French Almond Cake with Lavender Lemon Glaze
By tonya370
Lemony with a touch of lavender flavoring to the glaze makes this tea cake lovely for a brunch.
Ingredients
- 1/2 cup butter, at room temperature
- 3/4 cup white granulated sugar
- 3/4 cup blanched almonds
- 3 egg yolks
- 3 egg whites
- 1/2 teaspoon cream of tartar
- 2 teaspoons vanilla extract
- 1/2 teaspoon almond extract
- 2 teaspoons lemon zest
- 1/2 cup cake flour
- 1 teaspoon baking powder
- LAVENDER LEMON GLAZE
- 2 1/2 tablespoons freshly squeezed lemon juice
- 2 teaspoons dried lavender flowers
- 1 cup powdered sugar
Details
Servings 9
Preparation time 20mins
Cooking time 60mins
Adapted from daringgourmet.com
Preparation
Step 1
Preheat the oven to 350 degrees F. Grease a 8×8 inch square pan.
To blanch the almonds, pour boiling water over them to cover. Let them sit for about 5 minutes or until the peels slip off easily. Discard the peels and let the almonds air dry for a few hours. Grind the almonds with ¼ of the sugar.
Cream the butter and ½ cup of sugar until light and fluffy, about 4-5 minutes. Add the egg yolks one at a time, beating until the mixture is pale and fluffy, another 3-4 minutes. Add the vanilla, almond extract, and lemon zest and beat just until combined. Fold in the ground almond mixture.
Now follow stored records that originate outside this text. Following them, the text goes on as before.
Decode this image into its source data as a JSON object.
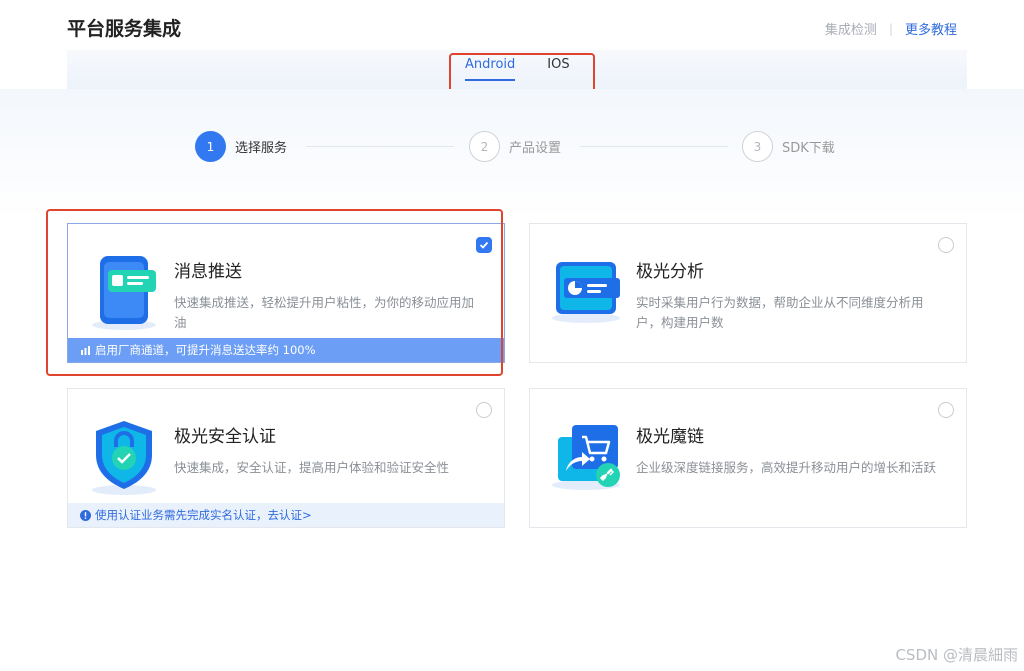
{
  "header": {
    "title": "平台服务集成",
    "link_check": "集成检测",
    "link_separator": "|",
    "link_more": "更多教程"
  },
  "tabs": [
    {
      "label": "Android",
      "active": true
    },
    {
      "label": "IOS",
      "active": false
    }
  ],
  "steps": [
    {
      "number": "1",
      "label": "选择服务",
      "active": true
    },
    {
      "number": "2",
      "label": "产品设置",
      "active": false
    },
    {
      "number": "3",
      "label": "SDK下载",
      "active": false
    }
  ],
  "cards": {
    "push": {
      "title": "消息推送",
      "desc": "快速集成推送，轻松提升用户粘性，为你的移动应用加油",
      "footer": "启用厂商通道，可提升消息送达率约 100%",
      "checked": true,
      "icon": "phone-message-icon"
    },
    "analysis": {
      "title": "极光分析",
      "desc": "实时采集用户行为数据，帮助企业从不同维度分析用户，构建用户数",
      "checked": false,
      "icon": "analytics-chart-icon"
    },
    "security": {
      "title": "极光安全认证",
      "desc": "快速集成，安全认证，提高用户体验和验证安全性",
      "footer": "使用认证业务需先完成实名认证，去认证>",
      "checked": false,
      "icon": "shield-lock-icon"
    },
    "link": {
      "title": "极光魔链",
      "desc": "企业级深度链接服务，高效提升移动用户的增长和活跃",
      "checked": false,
      "icon": "cart-link-icon"
    }
  },
  "watermark": "CSDN @清晨細雨",
  "colors": {
    "primary": "#3278f0",
    "annotation_red": "#e0442e"
  }
}
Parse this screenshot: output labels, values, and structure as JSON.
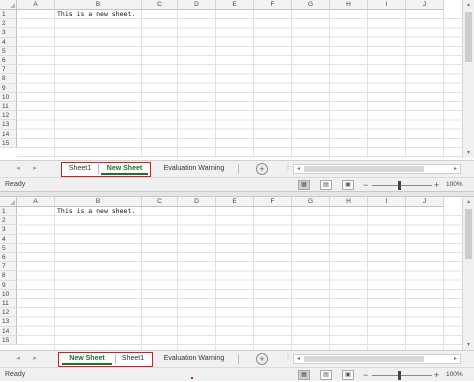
{
  "columns": [
    "A",
    "B",
    "C",
    "D",
    "E",
    "F",
    "G",
    "H",
    "I",
    "J"
  ],
  "rows_top": [
    "1",
    "2",
    "3",
    "4",
    "5",
    "6",
    "7",
    "8",
    "9",
    "10",
    "11",
    "12",
    "13",
    "14",
    "15"
  ],
  "rows_bottom": [
    "1",
    "2",
    "3",
    "4",
    "5",
    "6",
    "7",
    "8",
    "9",
    "10",
    "11",
    "12",
    "13",
    "14",
    "15"
  ],
  "cell_b1": "This is a new sheet.",
  "top_window": {
    "tabs": [
      "Sheet1",
      "New Sheet",
      "Evaluation Warning"
    ],
    "active_tab": "New Sheet",
    "status": "Ready",
    "zoom": "100%",
    "zoom_minus": "−",
    "zoom_plus": "+",
    "add_sheet": "+"
  },
  "bottom_window": {
    "tabs": [
      "New Sheet",
      "Sheet1",
      "Evaluation Warning"
    ],
    "active_tab": "New Sheet",
    "status": "Ready",
    "zoom": "100%",
    "zoom_minus": "−",
    "zoom_plus": "+",
    "add_sheet": "+"
  },
  "icons": {
    "prev_sheet": "◂",
    "next_sheet": "▸",
    "scroll_up": "▴",
    "scroll_down": "▾",
    "scroll_left": "◂",
    "scroll_right": "▸",
    "view_normal": "▦",
    "view_page_layout": "▤",
    "view_page_break": "▣"
  },
  "colors": {
    "tab_highlight": "#d81b1b",
    "active_tab_text": "#1e6f2d"
  }
}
Beat the egg whites in a clean, dry bowl on medium high speed until foamy, then add the cream of tartar. Continue to beat until stiff peaks form.
Sift the cake flour and baking powder into a small bowl.
Fold in ⅓ of the egg whites, then ⅓ of the flour mixture. Repeat with the remaining egg whites and flour. Be very careful not to over-stir.
Pour the batter into the prepared cake pan.
Bake for about 30 minutes, or until a toothpick inserted into the middle of the cake comes out clean. Be careful not to over-bake.
Remove the cake from the oven and let sit for 10 minutes. Carefully invert the cake and the place top side up on a cake platter.
GLAZE
Heat the lemon juice in a small saucepan or microwaveable dish until steaming hot. Remove from heat and add the lavender flowers until cool. Add the 1 cup of powdered sugar to make a glaze. If it is too thick, add a little water or milk until glaze consistency.
Pour the glaze over the cake and let the cake sit for at least 20 minutes before serving.